I've been back in Melbourne since last Thursday and I'm kinda homesick right now (don't worry, I don't even shed a tear). Well, I guess that happens to most international students (at least to my Indonesian buddies here). It's just kinda hard to accept that I have to be apart from my dearests for another semester.. Plus, I miss all those cute props I am able to use at home. Coming back to my apartment means having to use that white carton background again.
However I seem not to be able to stop cooking. Sorry for the unappealing photo, by the way. I was just lazy to think about what to put in the frame to add a nice touch to my bread.. Should I scatter sultanas all over the table? No, I don't want to clean up the mess afterwards. And to be honest, breads are never my favourite photo subject.. I never really have any idea how to make them look pretty.

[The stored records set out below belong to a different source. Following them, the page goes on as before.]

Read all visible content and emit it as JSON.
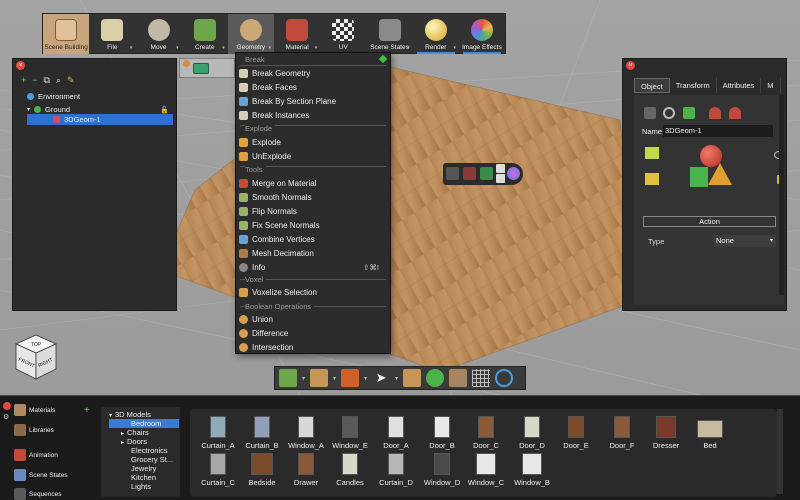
{
  "toolbar": {
    "items": [
      {
        "label": "Scene Building"
      },
      {
        "label": "File"
      },
      {
        "label": "Move"
      },
      {
        "label": "Create"
      },
      {
        "label": "Geometry"
      },
      {
        "label": "Material"
      },
      {
        "label": "UV"
      },
      {
        "label": "Scene States"
      },
      {
        "label": "Render"
      },
      {
        "label": "Image Effects"
      }
    ]
  },
  "scene": {
    "items": [
      {
        "label": "Environment"
      },
      {
        "label": "Ground"
      },
      {
        "label": "3DGeom-1"
      }
    ]
  },
  "menu": {
    "sections": [
      {
        "header": "Break",
        "items": [
          "Break Geometry",
          "Break Faces",
          "Break By Section Plane",
          "Break Instances"
        ]
      },
      {
        "header": "Explode",
        "items": [
          "Explode",
          "UnExplode"
        ]
      },
      {
        "header": "Tools",
        "items": [
          "Merge on Material",
          "Smooth Normals",
          "Flip Normals",
          "Fix Scene Normals",
          "Combine Vertices",
          "Mesh Decimation",
          "Info"
        ]
      },
      {
        "header": "Voxel",
        "items": [
          "Voxelize Selection"
        ]
      },
      {
        "header": "Boolean Operations",
        "items": [
          "Union",
          "Difference",
          "Intersection"
        ]
      }
    ],
    "info_shortcut": "⇧⌘I"
  },
  "props": {
    "tabs": [
      "Object",
      "Transform",
      "Attributes",
      "M"
    ],
    "name_label": "Name",
    "name_value": "3DGeom-1",
    "action_label": "Action",
    "type_label": "Type",
    "type_value": "None"
  },
  "navcube": {
    "top": "TOP",
    "front": "FRONT",
    "right": "RIGHT"
  },
  "dock": {
    "side": [
      "Materials",
      "Libraries",
      "Animation",
      "Scene States",
      "Sequences"
    ],
    "categories": [
      "3D Models",
      "Bedroom",
      "Chairs",
      "Doors",
      "Electronics",
      "Grocery St...",
      "Jewelry",
      "Kitchen",
      "Lights"
    ],
    "row1": [
      "Curtain_A",
      "Curtain_B",
      "Window_A",
      "Window_E",
      "Door_A",
      "Door_B",
      "Door_C",
      "Door_D",
      "Door_E",
      "Door_F",
      "Dresser",
      "Bed"
    ],
    "row2": [
      "Curtain_C",
      "Bedside",
      "Drawer",
      "Candles",
      "Curtain_D",
      "Window_D",
      "Window_C",
      "Window_B"
    ]
  },
  "colors": {
    "accent": "#c9a57e",
    "selection": "#2e6fd0",
    "close": "#e04b3f",
    "add": "#5fd35f"
  }
}
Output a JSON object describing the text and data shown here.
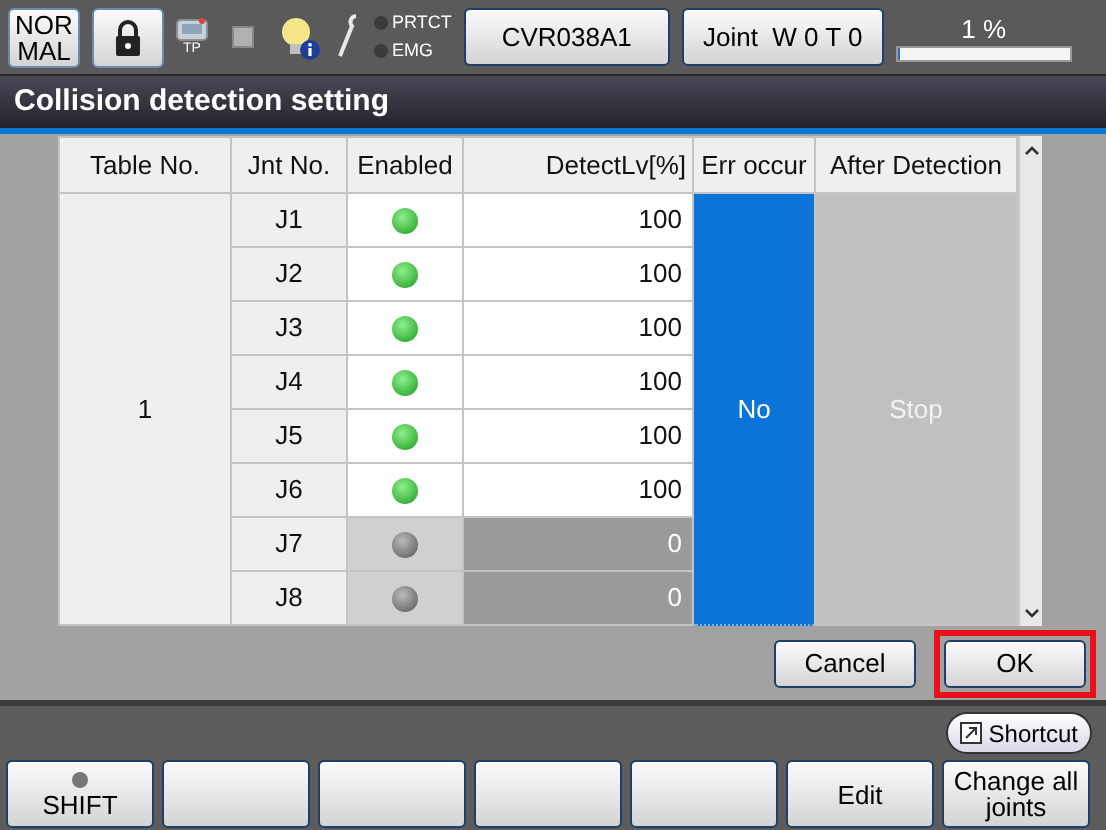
{
  "header": {
    "mode_lines": [
      "NOR",
      "MAL"
    ],
    "tp_label": "TP",
    "indicators": [
      {
        "label": "PRTCT",
        "lit": false
      },
      {
        "label": "EMG",
        "lit": false
      }
    ],
    "robot": "CVR038A1",
    "joint": "Joint  W 0 T 0",
    "speed": {
      "reading": "1 %",
      "level": 0.01
    }
  },
  "window": {
    "title": "Collision detection setting"
  },
  "table": {
    "columns": [
      "Table No.",
      "Jnt No.",
      "Enabled",
      "DetectLv[%]",
      "Err occur",
      "After Detection"
    ],
    "table_no": "1",
    "err_occur": "No",
    "after_detection": "Stop",
    "rows": [
      {
        "joint": "J1",
        "enabled": true,
        "detect_level": "100"
      },
      {
        "joint": "J2",
        "enabled": true,
        "detect_level": "100"
      },
      {
        "joint": "J3",
        "enabled": true,
        "detect_level": "100"
      },
      {
        "joint": "J4",
        "enabled": true,
        "detect_level": "100"
      },
      {
        "joint": "J5",
        "enabled": true,
        "detect_level": "100"
      },
      {
        "joint": "J6",
        "enabled": true,
        "detect_level": "100"
      },
      {
        "joint": "J7",
        "enabled": false,
        "detect_level": "0"
      },
      {
        "joint": "J8",
        "enabled": false,
        "detect_level": "0"
      }
    ]
  },
  "dialog_buttons": [
    {
      "label": "Cancel",
      "highlighted": false
    },
    {
      "label": "OK",
      "highlighted": true
    }
  ],
  "shortcut": "Shortcut",
  "function_keys": [
    {
      "kind": "shift",
      "label": "SHIFT",
      "lit": false
    },
    {
      "kind": "blank"
    },
    {
      "kind": "blank"
    },
    {
      "kind": "blank"
    },
    {
      "kind": "blank"
    },
    {
      "kind": "key",
      "label": "Edit"
    },
    {
      "kind": "key",
      "label": "Change all joints"
    }
  ]
}
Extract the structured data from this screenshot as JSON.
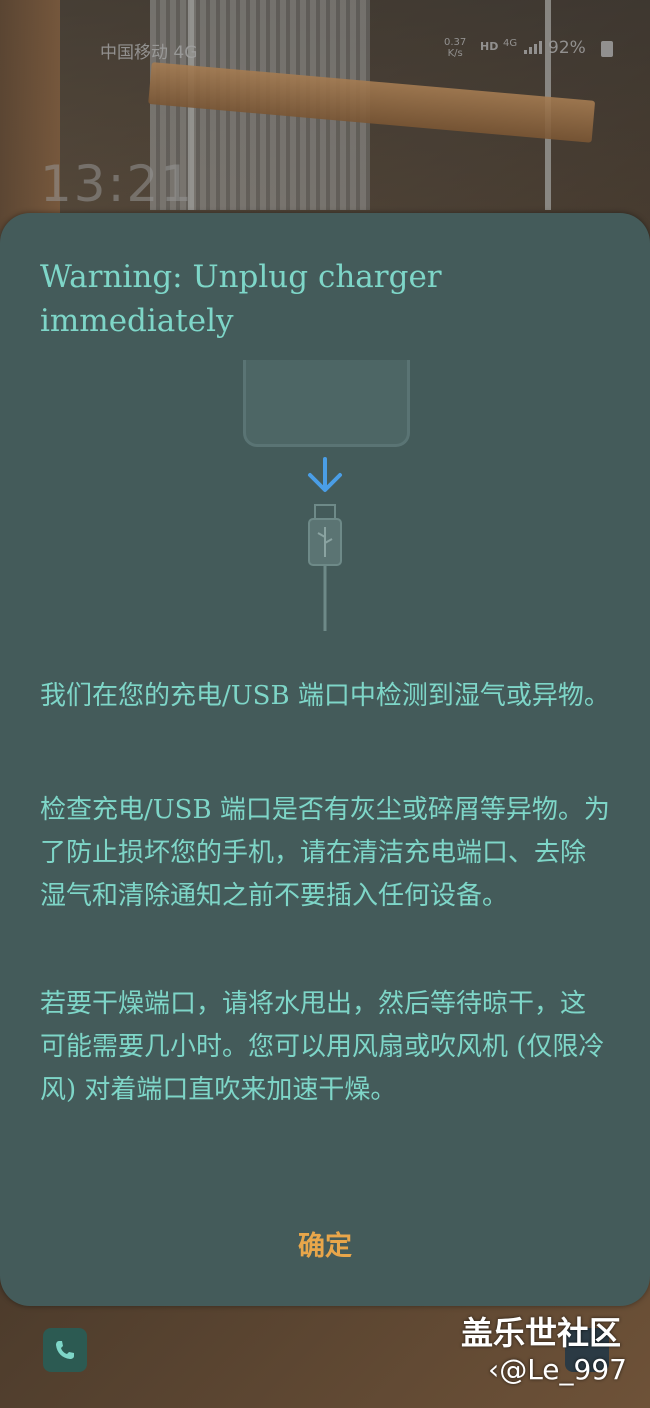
{
  "status_bar": {
    "carrier": "中国移动 4G",
    "speed_value": "0.37",
    "speed_unit": "K/s",
    "hd": "HD",
    "network": "4G",
    "battery": "92%"
  },
  "lock_screen": {
    "time": "13:21"
  },
  "dialog": {
    "title": "Warning: Unplug charger immediately",
    "paragraph1": "我们在您的充电/USB 端口中检测到湿气或异物。",
    "paragraph2": "检查充电/USB 端口是否有灰尘或碎屑等异物。为了防止损坏您的手机，请在清洁充电端口、去除湿气和清除通知之前不要插入任何设备。",
    "paragraph3": "若要干燥端口，请将水甩出，然后等待晾干，这可能需要几小时。您可以用风扇或吹风机 (仅限冷风) 对着端口直吹来加速干燥。",
    "ok_label": "确定"
  },
  "watermark": {
    "site": "盖乐世社区",
    "user": "@Le_997"
  },
  "colors": {
    "dialog_bg": "#445b5a",
    "text": "#7ed6c8",
    "button": "#e8a64a",
    "arrow": "#4a9ee6"
  }
}
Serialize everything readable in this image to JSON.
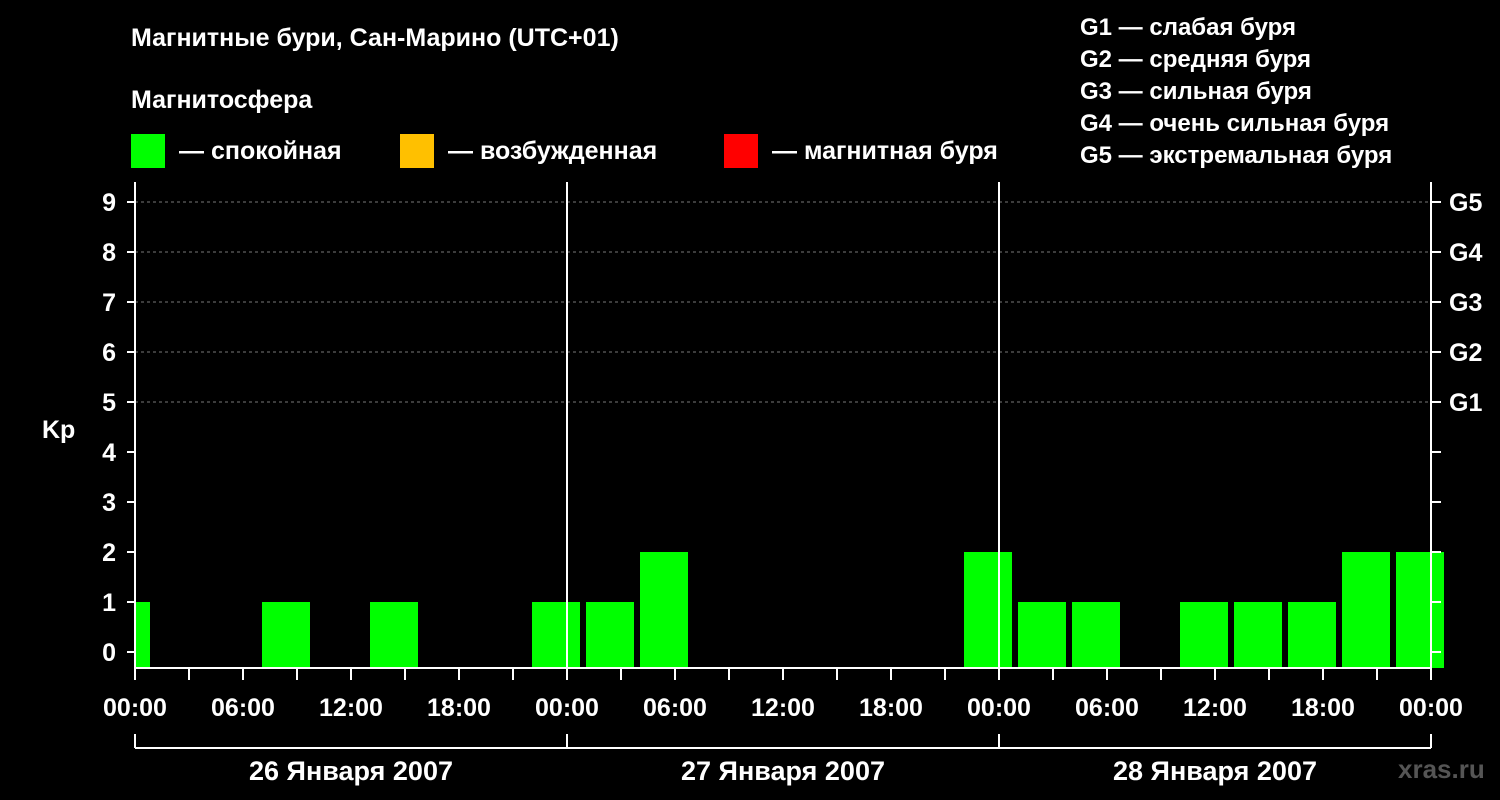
{
  "title": "Магнитные бури, Сан-Марино (UTC+01)",
  "subtitle": "Магнитосфера",
  "legend": [
    {
      "label": "— спокойная",
      "color": "#00ff00"
    },
    {
      "label": "— возбужденная",
      "color": "#ffc000"
    },
    {
      "label": "— магнитная буря",
      "color": "#ff0000"
    }
  ],
  "storm_scale": [
    "G1 — слабая буря",
    "G2 — средняя буря",
    "G3 — сильная буря",
    "G4 — очень сильная буря",
    "G5 — экстремальная буря"
  ],
  "watermark": "xras.ru",
  "chart_data": {
    "type": "bar",
    "ylabel": "Kp",
    "ylim": [
      0,
      9
    ],
    "yticks": [
      "0",
      "1",
      "2",
      "3",
      "4",
      "5",
      "6",
      "7",
      "8",
      "9"
    ],
    "right_ticks": [
      {
        "kp": 5,
        "label": "G1"
      },
      {
        "kp": 6,
        "label": "G2"
      },
      {
        "kp": 7,
        "label": "G3"
      },
      {
        "kp": 8,
        "label": "G4"
      },
      {
        "kp": 9,
        "label": "G5"
      }
    ],
    "xtick_labels": [
      "00:00",
      "06:00",
      "12:00",
      "18:00",
      "00:00",
      "06:00",
      "12:00",
      "18:00",
      "00:00",
      "06:00",
      "12:00",
      "18:00",
      "00:00"
    ],
    "days": [
      "26 Января 2007",
      "27 Января 2007",
      "28 Января 2007"
    ],
    "grid": true,
    "series": [
      {
        "values": [
          {
            "start_hour": 0,
            "kp": 1,
            "color": "#00ff00"
          },
          {
            "start_hour": 7,
            "kp": 1,
            "color": "#00ff00"
          },
          {
            "start_hour": 13,
            "kp": 1,
            "color": "#00ff00"
          },
          {
            "start_hour": 22,
            "kp": 1,
            "color": "#00ff00"
          },
          {
            "start_hour": 25,
            "kp": 1,
            "color": "#00ff00"
          },
          {
            "start_hour": 28,
            "kp": 2,
            "color": "#00ff00"
          },
          {
            "start_hour": 46,
            "kp": 2,
            "color": "#00ff00"
          },
          {
            "start_hour": 49,
            "kp": 1,
            "color": "#00ff00"
          },
          {
            "start_hour": 52,
            "kp": 1,
            "color": "#00ff00"
          },
          {
            "start_hour": 58,
            "kp": 1,
            "color": "#00ff00"
          },
          {
            "start_hour": 61,
            "kp": 1,
            "color": "#00ff00"
          },
          {
            "start_hour": 64,
            "kp": 1,
            "color": "#00ff00"
          },
          {
            "start_hour": 67,
            "kp": 2,
            "color": "#00ff00"
          },
          {
            "start_hour": 70,
            "kp": 2,
            "color": "#00ff00"
          }
        ]
      }
    ]
  }
}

Suggestions please!
Sultana Braided Bread
250 gr bread flour
2 tsp instant dry yeast
50 gr caster sugar
60 gr sultanas
80 gr potato, steamed, mashed
70 gr milk
2 egg yolks
40 gr butter, softened
1/4 tsp salt
1 tsp milk
10-15 gr sultanas
1 tbsp sugar
1. In a bowl, mix flour, yeast, sugar, and sultanas.
2. Make a hole in the middle and add mashed potato, milk, and egg yolks. Knead well.
3. Add butter and salt, and mix to incorporate them into dough. Knead until elastic.
4. Cover with a plastic wrap and set aside until doubled, about 1-1 1/2 hour.
5. Punch dough down, set aside for 10 minutes. Divide into 4 portions and roll each one into a 25cm-long rope. Braid as you would braid hair. Wet the ends, pinch them together, and tuck under the braid.
6. Cover with plastic wrap and set aside for 30 minutes.
7. Preheat oven to 180C. Remove plastic wrap. Brush top of bread with milk, sprinkle with sultanas and sugar. Bake for 25-30 minutes.
Of course I'm submitting this to YeastSpotting.